Conditions of Participation:

Don't Forget: You Must Issue This Info To Patients, Too

You’ll hand out clinical manager contact details.

The new Patient Rights Condition of Participation isn’t the only new provision requiring you to give information to patients.

Under §484.60 Condition of participation: Care planning, coordination of services, and quality of care, there are more requirements on communicating with the patient, points out Sharon Litwin with 5 Star Consultants in Camdenton, Mo.

According to the CoPs final rule in the April 3 Federal Register, §484.60(e) says “Standard: Written information to the patient. The HHA must provide the patient and caregiver with a copy of written instructions outlining:

(1) Visit schedule, including frequency of visits by HHA personnel and personnel acting on behalf of the HHA.
(2) Patient medication schedule/instructions, including: medication name, dosage and frequency and which medications will be administered by HHA personnel and personnel acting on behalf of the HHA.

(3) Any treatments to be administered by HHA personnel and personnel acting on behalf of the HHA, including therapy services.
(4) Any other pertinent instruction related to the patient’s care and treatments that the HHA will provide, specific to the patient’s care needs.
(5) Name and contact information of the HHA clinical manager.”

But at least the Centers for Medicare & Medicaid Services nixed its proposal to have HHAs give the Plan of Care directly to patients, notes consultant Pam Warmack with Clinic Connections in Ruston, La.

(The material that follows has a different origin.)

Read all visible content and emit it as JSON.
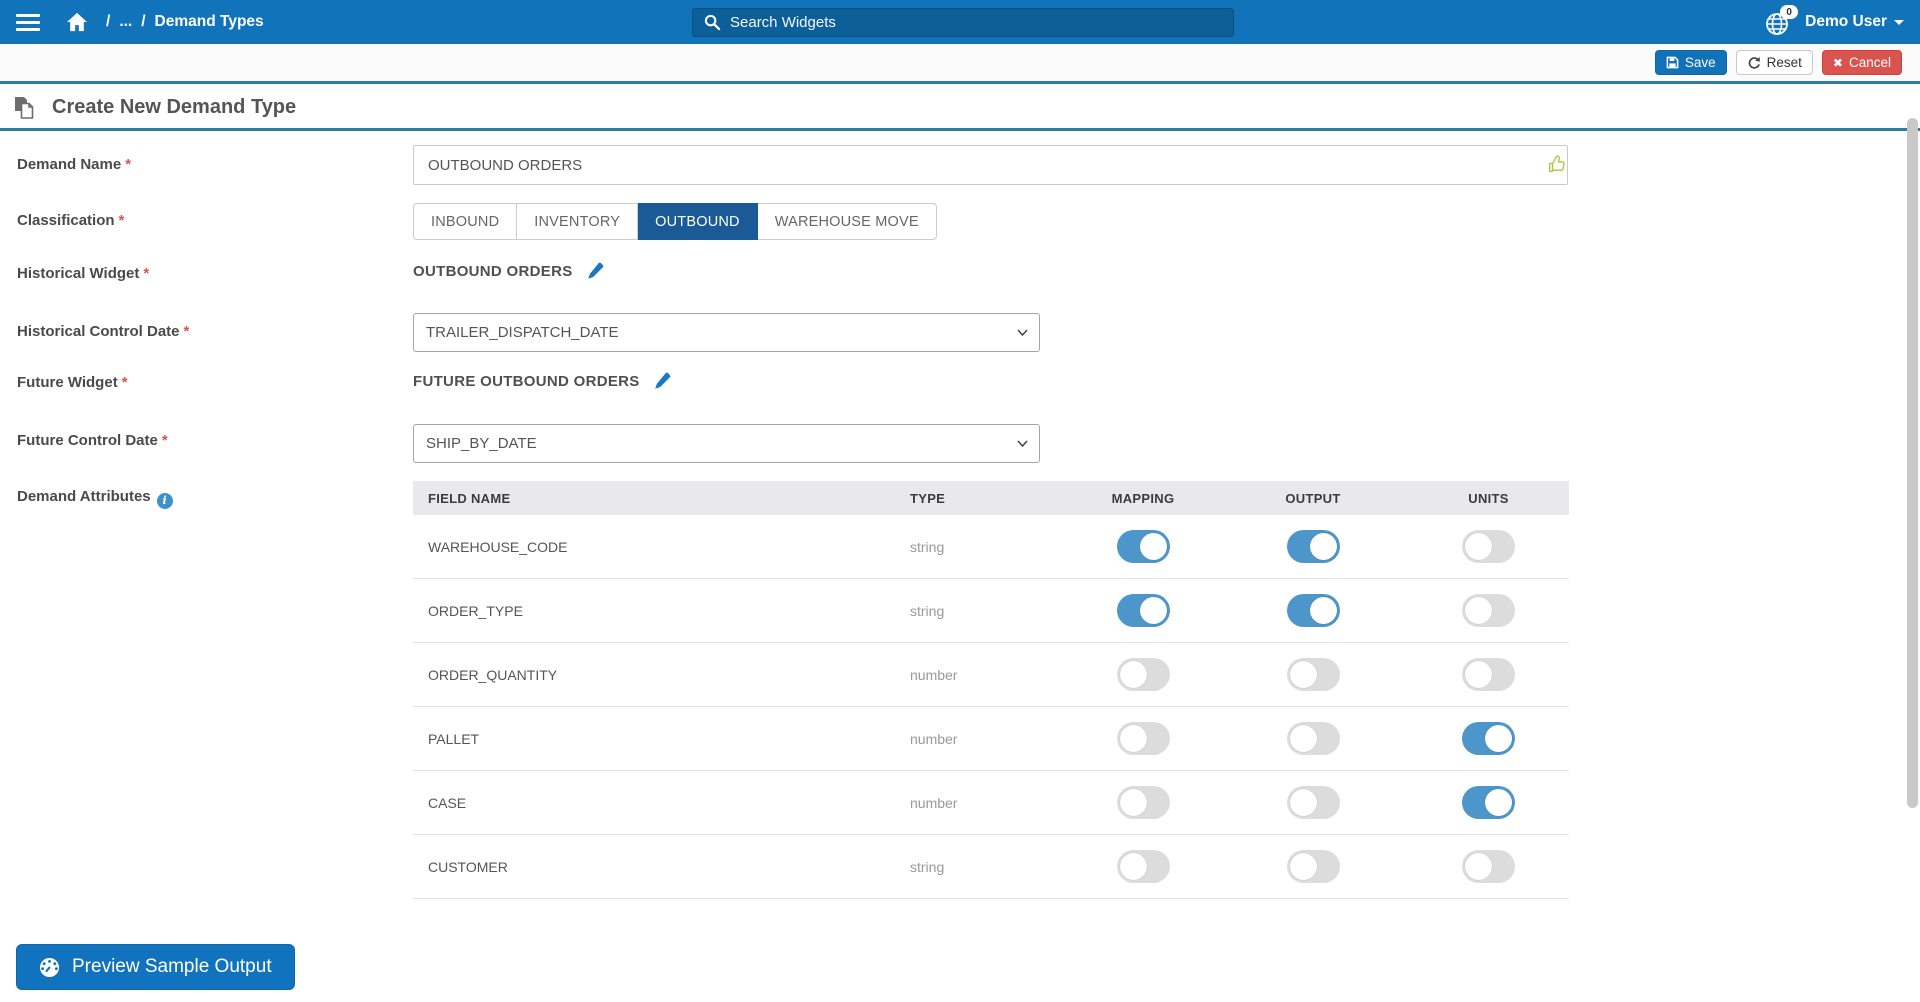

Commenters on the proposed rule offered many good reasons to eliminate the POC requirement, CMS notes in the final rule, including patients’ inability to understand technical medical jargon and the inadvisability of leaving sensitive medical information in the patients’ home.

Plus: Under Clinical Records CoP §484.110 (a)(6), HHAs must send discharge summaries within five days and transfer summaries within two days (see Eli’s HCW, Vol. XXVI, No. 5). While this information will go to other healthcare providers instead of to patients directly, the summaries will represent a significant new communication burden.